Однако на то, чтобы двинуться дальше, ушло много часов. Голова работала слабо. Каждая мысль подолгу оставалась в ленивой неподвижности, точно в жаркий и душный полдень.

Перед вечером он еще раз осмотрел комнату и, обшарив глазами два угла, озабоченно произнес:

— Я не вижу своих вещей.

— Все в целости, — спокойно ответила сестра. — Сундук здесь! Вот он в углу.

— А деньги?



— Деньги в канцелярии.

Он недоуменно повторил:

— В канцелярии?

— Да, в канцелярии. Полиция составила протокол и передала деньги в распоряжение старшего врача. Вы во всякое время можете…

Он самодовольно закивал головой. Пока все обстояло отлично: он в больнице. Вот только участие полиции — это не совсем приятно.

Оставалось узнать третье, самое существенное. Но сколько он не напрягал мысль, в этот день он уж ничего больше не мог придумать. И только на следующее утро, заметив на столе шкапчик телефонного аппарата для внутренних сношений, он оживился, замигал глазами и спросил:

— Нет ли для меня писем?

Сестра подозрительно скользнула по его лицу.

— Кажется, нет. По крайней мере никто не… Да и кто может знать ваш адрес?

— А вы справьтесь, — сказал он, указывая на ферофон. — Справьтесь в канцелярии. Справьтесь.

Девушка хрустнула накрахмаленным халатом, повертела ручку и спросила в телефонную трубку:

— Нет ли писем для № 16-го?

Он сделал недовольную гримасу и сердито обронил:

— Так может быть ошибка. Вы назовите фамилию.

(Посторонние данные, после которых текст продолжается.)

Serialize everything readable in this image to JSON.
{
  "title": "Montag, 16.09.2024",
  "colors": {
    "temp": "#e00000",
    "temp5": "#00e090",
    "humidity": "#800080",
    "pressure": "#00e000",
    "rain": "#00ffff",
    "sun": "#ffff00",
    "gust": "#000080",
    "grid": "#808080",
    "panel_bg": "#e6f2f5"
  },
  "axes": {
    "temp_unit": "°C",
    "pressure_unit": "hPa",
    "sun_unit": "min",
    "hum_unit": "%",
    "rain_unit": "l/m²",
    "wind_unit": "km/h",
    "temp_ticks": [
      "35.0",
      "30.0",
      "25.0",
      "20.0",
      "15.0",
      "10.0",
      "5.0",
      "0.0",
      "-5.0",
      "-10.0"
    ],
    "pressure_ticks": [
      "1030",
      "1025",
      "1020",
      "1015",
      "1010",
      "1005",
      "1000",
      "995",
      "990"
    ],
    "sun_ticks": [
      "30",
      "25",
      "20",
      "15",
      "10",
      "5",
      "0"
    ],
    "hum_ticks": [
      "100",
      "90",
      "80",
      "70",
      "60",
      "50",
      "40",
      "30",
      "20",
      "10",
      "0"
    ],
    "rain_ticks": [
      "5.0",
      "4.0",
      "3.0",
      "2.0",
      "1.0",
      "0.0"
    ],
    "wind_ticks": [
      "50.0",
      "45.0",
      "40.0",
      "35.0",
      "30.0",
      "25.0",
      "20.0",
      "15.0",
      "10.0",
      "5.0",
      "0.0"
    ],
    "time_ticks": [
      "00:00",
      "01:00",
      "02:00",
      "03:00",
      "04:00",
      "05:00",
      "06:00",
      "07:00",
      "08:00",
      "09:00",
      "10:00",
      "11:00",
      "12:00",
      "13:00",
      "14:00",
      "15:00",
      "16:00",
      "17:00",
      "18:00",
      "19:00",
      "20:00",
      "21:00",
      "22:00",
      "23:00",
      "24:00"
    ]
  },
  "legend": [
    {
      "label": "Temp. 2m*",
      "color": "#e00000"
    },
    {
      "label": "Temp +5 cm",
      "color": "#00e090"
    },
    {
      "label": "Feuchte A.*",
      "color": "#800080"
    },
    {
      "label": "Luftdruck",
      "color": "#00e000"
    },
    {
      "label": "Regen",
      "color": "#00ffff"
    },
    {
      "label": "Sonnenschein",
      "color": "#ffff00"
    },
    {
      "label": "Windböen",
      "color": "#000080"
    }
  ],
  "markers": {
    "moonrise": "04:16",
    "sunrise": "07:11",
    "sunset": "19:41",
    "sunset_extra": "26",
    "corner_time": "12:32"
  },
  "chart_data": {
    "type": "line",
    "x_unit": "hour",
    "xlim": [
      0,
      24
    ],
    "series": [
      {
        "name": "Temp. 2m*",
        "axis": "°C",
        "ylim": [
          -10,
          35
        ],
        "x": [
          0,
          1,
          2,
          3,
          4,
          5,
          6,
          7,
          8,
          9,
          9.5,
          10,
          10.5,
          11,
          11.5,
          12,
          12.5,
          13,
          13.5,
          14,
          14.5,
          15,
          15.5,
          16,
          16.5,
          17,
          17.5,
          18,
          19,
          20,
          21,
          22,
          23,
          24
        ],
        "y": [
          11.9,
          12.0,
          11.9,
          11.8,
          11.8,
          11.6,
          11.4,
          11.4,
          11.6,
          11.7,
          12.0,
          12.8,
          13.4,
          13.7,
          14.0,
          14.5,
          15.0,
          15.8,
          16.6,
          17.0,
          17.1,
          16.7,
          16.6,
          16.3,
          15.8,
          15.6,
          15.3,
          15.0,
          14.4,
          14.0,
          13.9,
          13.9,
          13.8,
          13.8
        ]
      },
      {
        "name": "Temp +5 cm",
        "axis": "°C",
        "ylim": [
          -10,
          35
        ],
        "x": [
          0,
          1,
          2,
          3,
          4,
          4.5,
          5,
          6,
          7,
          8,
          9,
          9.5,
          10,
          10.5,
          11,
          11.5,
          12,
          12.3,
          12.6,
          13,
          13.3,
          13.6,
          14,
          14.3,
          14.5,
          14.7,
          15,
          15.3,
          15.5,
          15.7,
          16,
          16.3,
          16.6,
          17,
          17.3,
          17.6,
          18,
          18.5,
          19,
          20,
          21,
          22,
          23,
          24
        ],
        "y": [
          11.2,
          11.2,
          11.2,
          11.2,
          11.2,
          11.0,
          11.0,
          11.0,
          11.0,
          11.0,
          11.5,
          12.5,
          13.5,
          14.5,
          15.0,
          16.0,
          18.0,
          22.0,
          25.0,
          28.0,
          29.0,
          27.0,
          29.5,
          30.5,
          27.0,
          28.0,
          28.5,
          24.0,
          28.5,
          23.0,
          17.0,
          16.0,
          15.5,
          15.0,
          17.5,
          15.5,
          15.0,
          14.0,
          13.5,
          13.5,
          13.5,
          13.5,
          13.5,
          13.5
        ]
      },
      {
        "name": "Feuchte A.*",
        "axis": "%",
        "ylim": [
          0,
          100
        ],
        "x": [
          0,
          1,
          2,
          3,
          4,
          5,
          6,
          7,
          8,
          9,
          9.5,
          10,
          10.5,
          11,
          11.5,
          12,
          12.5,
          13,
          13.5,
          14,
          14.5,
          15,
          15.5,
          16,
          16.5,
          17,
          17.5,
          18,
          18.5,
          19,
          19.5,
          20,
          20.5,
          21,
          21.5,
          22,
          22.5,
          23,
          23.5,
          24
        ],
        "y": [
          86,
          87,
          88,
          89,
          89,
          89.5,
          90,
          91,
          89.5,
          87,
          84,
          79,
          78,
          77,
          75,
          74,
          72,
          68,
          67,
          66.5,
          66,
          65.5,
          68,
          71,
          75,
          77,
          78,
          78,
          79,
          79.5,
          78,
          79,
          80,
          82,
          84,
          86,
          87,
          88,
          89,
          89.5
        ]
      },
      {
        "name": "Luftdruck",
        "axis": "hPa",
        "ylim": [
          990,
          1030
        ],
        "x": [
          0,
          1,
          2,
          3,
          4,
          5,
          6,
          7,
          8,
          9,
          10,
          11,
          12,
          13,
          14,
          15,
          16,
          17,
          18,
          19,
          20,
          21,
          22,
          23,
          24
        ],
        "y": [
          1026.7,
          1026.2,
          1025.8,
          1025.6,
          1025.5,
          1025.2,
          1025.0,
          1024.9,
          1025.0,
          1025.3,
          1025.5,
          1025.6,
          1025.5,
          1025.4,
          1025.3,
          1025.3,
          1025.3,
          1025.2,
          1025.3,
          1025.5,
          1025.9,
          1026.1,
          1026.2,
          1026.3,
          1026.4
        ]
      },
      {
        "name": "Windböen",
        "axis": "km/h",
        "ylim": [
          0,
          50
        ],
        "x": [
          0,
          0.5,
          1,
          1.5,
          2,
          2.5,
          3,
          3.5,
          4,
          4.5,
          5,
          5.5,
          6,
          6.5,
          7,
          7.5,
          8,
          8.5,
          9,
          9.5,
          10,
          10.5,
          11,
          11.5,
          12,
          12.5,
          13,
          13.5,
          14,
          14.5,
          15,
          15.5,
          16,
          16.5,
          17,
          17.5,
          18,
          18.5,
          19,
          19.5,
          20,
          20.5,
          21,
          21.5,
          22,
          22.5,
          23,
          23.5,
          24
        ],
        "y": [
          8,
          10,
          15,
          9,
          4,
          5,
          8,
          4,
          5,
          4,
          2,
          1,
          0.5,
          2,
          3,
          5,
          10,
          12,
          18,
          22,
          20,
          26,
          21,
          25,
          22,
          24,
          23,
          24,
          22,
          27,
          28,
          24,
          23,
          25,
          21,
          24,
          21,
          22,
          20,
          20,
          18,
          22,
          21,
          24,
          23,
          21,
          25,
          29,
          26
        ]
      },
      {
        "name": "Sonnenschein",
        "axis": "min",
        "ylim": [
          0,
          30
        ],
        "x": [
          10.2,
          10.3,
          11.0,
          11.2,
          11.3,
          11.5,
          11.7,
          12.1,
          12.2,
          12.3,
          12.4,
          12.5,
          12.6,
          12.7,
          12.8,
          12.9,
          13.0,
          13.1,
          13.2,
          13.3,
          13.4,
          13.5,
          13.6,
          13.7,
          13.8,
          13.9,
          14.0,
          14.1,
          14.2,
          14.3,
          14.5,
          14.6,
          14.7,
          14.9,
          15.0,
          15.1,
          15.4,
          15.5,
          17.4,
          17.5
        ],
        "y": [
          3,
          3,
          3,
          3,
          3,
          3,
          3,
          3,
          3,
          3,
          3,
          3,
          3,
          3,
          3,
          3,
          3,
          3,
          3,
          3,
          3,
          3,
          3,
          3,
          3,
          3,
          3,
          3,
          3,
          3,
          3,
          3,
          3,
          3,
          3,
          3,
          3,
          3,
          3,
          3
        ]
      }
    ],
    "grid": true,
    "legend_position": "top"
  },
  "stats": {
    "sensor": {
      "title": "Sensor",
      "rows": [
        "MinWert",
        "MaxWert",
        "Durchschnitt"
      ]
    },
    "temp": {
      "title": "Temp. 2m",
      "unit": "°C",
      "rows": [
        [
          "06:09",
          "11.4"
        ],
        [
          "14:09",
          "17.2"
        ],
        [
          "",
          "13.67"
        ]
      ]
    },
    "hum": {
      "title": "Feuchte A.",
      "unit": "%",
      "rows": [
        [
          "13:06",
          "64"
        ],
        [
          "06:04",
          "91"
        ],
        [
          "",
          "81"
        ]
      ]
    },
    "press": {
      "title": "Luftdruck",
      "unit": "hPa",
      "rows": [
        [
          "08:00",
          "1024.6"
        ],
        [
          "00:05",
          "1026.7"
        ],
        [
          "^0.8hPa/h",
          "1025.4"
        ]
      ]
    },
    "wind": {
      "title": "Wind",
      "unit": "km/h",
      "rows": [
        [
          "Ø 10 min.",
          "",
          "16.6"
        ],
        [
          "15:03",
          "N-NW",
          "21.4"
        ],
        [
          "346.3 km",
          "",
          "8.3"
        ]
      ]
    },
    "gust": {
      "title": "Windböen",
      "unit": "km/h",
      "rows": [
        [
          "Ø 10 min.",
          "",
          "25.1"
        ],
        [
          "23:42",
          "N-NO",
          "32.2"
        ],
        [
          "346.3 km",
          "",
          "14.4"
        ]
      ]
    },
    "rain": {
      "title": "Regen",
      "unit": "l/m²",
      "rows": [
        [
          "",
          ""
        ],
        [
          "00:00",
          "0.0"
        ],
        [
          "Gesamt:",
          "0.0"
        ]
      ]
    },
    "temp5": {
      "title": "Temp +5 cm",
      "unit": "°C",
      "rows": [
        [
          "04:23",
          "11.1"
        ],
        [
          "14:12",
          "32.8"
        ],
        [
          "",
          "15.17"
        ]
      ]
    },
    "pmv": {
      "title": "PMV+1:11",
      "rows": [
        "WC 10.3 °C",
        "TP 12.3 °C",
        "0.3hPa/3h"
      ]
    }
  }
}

Сестра пожала плечами и снова сказала в ферофон:

— Будьте добры еще раз посмотреть, нет ли писем для г. Тумасова.

Георг быстро накинул одеяло на голову, чтобы сестра не видела, как он блаженно смеется.

Два следующих дня протекали в полном молчании. Он что-то обдумывал, вздыхал и тер себе лоб. После этого попросил сестру написать письмо.

Она принесла бумагу. Заметно напрягаясь, он продиктовал несколько слов, обращенных к Эриксену в Копенгаген. Он сообщил ему о своей болезни и настаивал на его приезде. Затем он подписался: «Георг Тумасов».

Когда письмо было готово, он нерешительно сказал:

— Теперь напишите наш адрес и название больницы, чтобы Эриксен знал, куда приехать. Можете это сделать так, чтобы я не видел.

Девушка покачала головой.

— Никто от вас этого не скрывает. Вы не спрашивали, и я вам ничего не говорила. Не больше.

Он лукаво подмигнул ей. Это должно было означать: «Не хитри, я ведь отлично все понимаю».

И вот однажды утром появился Эриксен, согбенный, постаревший, с желтизной в сумрачных глазах. С нежным состраданием посмотрел он на Георга, присел к нему на кровать и после ничего не значивших растерянных слов со вздохом оказал:

— Да, произошло то, чего ни один человек в мире не мог ожидать. Никто.

Затем тревожно оглянулся, бросил недоверчивый взгляд в сторону сестры милосердия и дал ей ясно понять, что хочет остаться наедине с больным.

Сестра взяла со стола графин и бесшумно выплыла из комнаты.

— Нелегко мне было уехать из Копенгагена, — уныло произнес Эриксен. — За всеми нами зорко следят, потому что хотят разыскать тебя. Ведь объявлена награда — 100 тысяч! — за одно лишь указание, где ты находишься. И эти 100 тысяч — да, да! — соблазняют не только профессионалов-сыщиков, но и кое-кого из наших служащих. Да, да! Письма перлюстрируются. За каждым шагом идет беспрерывная слежка. И вообще не жизнь, а сплошное страдание.